Appendix 1  Terms used in this report

Contractor

A term used generally in this report to refer to the PFP service provider. Usually for a PFP a consortium of private sector interests establishes a special purpose company to make the bid. Typically each consortium comprises financiers, construction and facilities management companies.

DET

NSW Department of Education and Training

Discounted

In general, people value $1 received today more highly that $1 received at a future date. To reflect this in project costings and appraisals, amounts due to be paid or received at future dates are discounted to provide a present equivalent value expressed as a single sum.

Preferred bidder

A point is reached in the contract bidding process where one bidder emerges as best qualified to meet DET's requirements in terms of its educational, financial, legal, technical and facilities management criteria. At this stage it is nominated as preferred bidder and negotiations continue with it alone until the deal is concluded.

Privately Financed Project (PFP)

A form of public-private partnership. PFPs involve the creation of an asset through private sector financing and ownership control for a concession period. They also involve the delivery of some services associated with the asset for a defined, but typically very long, period.

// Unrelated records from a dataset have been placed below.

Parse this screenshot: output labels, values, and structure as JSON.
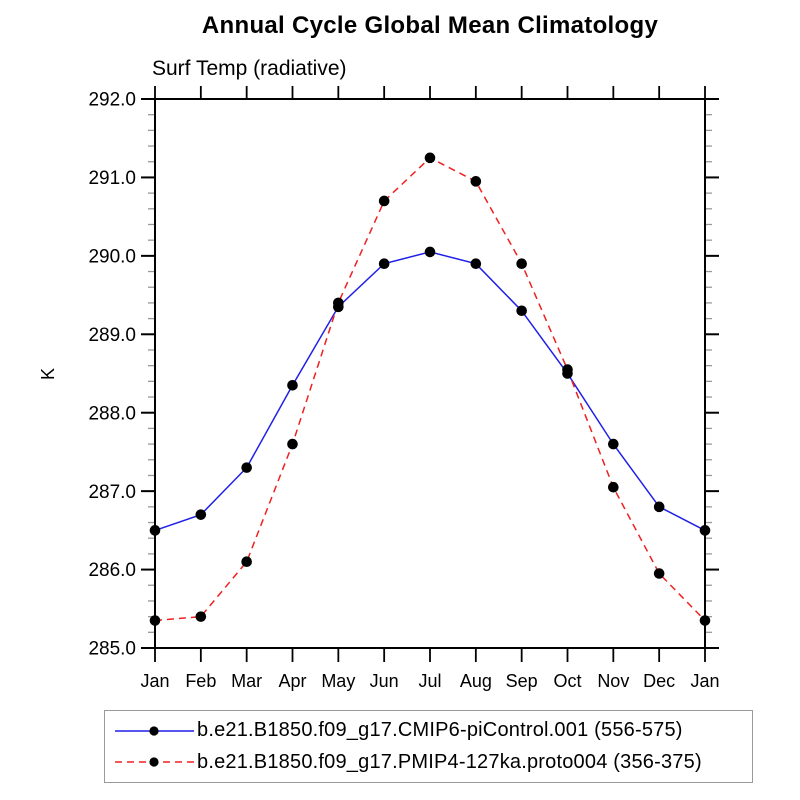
{
  "chart_data": {
    "type": "line",
    "title": "Annual Cycle Global Mean Climatology",
    "subtitle": "Surf Temp (radiative)",
    "ylabel": "K",
    "x_categories": [
      "Jan",
      "Feb",
      "Mar",
      "Apr",
      "May",
      "Jun",
      "Jul",
      "Aug",
      "Sep",
      "Oct",
      "Nov",
      "Dec",
      "Jan"
    ],
    "ylim": [
      285.0,
      292.0
    ],
    "y_major_ticks": [
      285.0,
      286.0,
      287.0,
      288.0,
      289.0,
      290.0,
      291.0,
      292.0
    ],
    "y_minor_step": 0.2,
    "grid": false,
    "legend_position": "bottom",
    "marker": "filled-circle",
    "marker_color": "#000000",
    "series": [
      {
        "name": "b.e21.B1850.f09_g17.CMIP6-piControl.001 (556-575)",
        "color": "#1f1fe8",
        "line_style": "solid",
        "values": [
          286.5,
          286.7,
          287.3,
          288.35,
          289.35,
          289.9,
          290.05,
          289.9,
          289.3,
          288.5,
          287.6,
          286.8,
          286.5
        ]
      },
      {
        "name": "b.e21.B1850.f09_g17.PMIP4-127ka.proto004 (356-375)",
        "color": "#f02020",
        "line_style": "dashed",
        "values": [
          285.35,
          285.4,
          286.1,
          287.6,
          289.4,
          290.7,
          291.25,
          290.95,
          289.9,
          288.55,
          287.05,
          285.95,
          285.35
        ]
      }
    ]
  },
  "style_colors": {
    "axis": "#000000",
    "minor_tick": "#999999",
    "legend_border": "#9a9a9a"
  }
}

Public Private Partnership (PPP)

A general term for projects involving both the public and private sectors (with varying levels of involvement and responsibility). PFP is one variant of a PPP.

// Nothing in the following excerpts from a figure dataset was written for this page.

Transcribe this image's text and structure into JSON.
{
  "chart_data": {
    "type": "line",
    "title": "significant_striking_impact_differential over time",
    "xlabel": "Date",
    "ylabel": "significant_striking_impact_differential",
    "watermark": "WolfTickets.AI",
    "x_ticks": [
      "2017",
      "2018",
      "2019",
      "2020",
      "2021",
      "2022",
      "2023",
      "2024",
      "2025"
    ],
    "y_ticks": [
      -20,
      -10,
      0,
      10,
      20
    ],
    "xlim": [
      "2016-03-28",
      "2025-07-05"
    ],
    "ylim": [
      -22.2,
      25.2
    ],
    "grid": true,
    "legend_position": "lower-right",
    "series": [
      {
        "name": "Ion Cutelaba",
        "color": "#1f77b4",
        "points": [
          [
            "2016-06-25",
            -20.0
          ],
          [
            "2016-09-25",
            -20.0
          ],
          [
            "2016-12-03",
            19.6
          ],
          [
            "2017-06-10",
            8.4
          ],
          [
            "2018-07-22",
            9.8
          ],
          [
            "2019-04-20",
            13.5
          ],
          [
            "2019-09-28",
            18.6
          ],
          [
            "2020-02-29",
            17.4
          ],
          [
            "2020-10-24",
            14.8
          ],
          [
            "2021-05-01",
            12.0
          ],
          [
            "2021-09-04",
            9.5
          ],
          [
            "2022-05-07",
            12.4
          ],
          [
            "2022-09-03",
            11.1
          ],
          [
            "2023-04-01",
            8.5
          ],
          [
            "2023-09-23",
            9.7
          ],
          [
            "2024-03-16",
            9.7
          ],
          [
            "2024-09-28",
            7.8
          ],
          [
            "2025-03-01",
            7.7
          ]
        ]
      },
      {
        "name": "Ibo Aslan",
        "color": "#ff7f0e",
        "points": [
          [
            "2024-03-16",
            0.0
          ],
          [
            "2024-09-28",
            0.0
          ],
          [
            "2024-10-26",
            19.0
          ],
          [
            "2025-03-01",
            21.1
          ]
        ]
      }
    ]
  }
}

Public sector comparator (PSC)

The hypothetical risk-adjusted whole-of-life cost of government delivering the project output specifications. The PSC includes an adjustment for competitive neutrality and is used as the benchmark for assessing the potential Value for Money of private party bids in PFP projects.

Risk allocation

The agreement between the parties to a public/private finance deal or concession which defines which parties or party is responsible for minimising the chance that a particular adverse event should arise, for mitigating the impact of that event, and for bearing the financial or other consequences of that event occurring.

Risk transfer

The passing of risk normally borne by the customer to the service provider.

Traditional Procurement

The traditional procurement approach adopted by DET uses individual school construction contracts and multiple short-term service and supply contracts. Such projects are generally for a short period.

Value for money

The achievement of the combination of cost over the whole life of a project and quality that best meets an organisation's requirements.